Keeping it all together
Loonam's two-part responsibilities prevent him from fully immersing himself in football. Because of the cardiovascular fitness level required to complete his Army workouts, Loonam weighs only about 210 pounds -- much less than the average tight end, but 30 or 40 pounds more than most of his fellow cadets.
However, he does his best to maintain a balance so he can continue to participate in both activities.
"I'm sure he'll never look back with any regrets that he didn't try," Richt said. "For us, that's a good thing."
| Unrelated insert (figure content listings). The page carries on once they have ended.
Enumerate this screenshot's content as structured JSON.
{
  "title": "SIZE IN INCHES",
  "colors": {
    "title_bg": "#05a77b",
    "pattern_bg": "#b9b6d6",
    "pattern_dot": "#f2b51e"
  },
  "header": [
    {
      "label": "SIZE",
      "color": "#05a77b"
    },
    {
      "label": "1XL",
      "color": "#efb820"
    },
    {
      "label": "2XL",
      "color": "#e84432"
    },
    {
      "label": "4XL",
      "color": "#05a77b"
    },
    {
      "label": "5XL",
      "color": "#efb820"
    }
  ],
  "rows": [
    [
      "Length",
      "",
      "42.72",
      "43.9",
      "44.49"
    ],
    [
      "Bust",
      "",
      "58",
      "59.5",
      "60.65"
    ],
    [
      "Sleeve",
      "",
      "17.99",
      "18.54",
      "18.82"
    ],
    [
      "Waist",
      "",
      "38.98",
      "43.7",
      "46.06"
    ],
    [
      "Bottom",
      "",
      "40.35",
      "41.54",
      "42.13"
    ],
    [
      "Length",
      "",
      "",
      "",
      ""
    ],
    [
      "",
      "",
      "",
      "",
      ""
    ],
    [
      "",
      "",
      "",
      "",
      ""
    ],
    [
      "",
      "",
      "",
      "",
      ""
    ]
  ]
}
Loonam views his football participation in the same light. He knows that with highly recruited players like Arthur Lynch, Jay Rome and Ty Smith ahead of him on the depth chart, he might never play a down at tight end. But he works hard on Georgia's scout team in practice and hopes he might someday make it onto the field in a game.
"I'm not going to be a starter tight end and I'm not getting any taller and I'm not going to get into a huge weight because I need to stay in this shape for Army," Loonam said, "but I told [Lilly], 'Coach, I'm going to work my butt off for scout team and special teams and all.' My goal before I graduate is to hopefully get on the field for special teams at some point. That's what I'm shooting for."
Lilly certainly isn't ruling out that possibility.
"He works extremely hard and will do anything that's asked of him," Lilly said. "He plays on a lot of our scout teams whether it be defensively, offensively or in the kicking game. More often than not, the way the story ends on those guys is they wind up finding a niche somewhere if they want it bad enough."
Desire probably will not be an issue for Loonam. Otherwise he wouldn't put himself through the grind of participating in both of his time-consuming pastimes.
But he wouldn't have it any other way. He views his membership in both the Army battalion and the Bulldogs football roster as an opportunity to reflect positively on both programs, despite the demanding time constraints he faces on a regular basis.
"I'm proud of what I represent," Loonam said. "I'm proud to be a football player and represent this great team and I'm also even more proud to be part of people that are serving our country and know that I can be an officer one day and lead people. It's a big deal to us."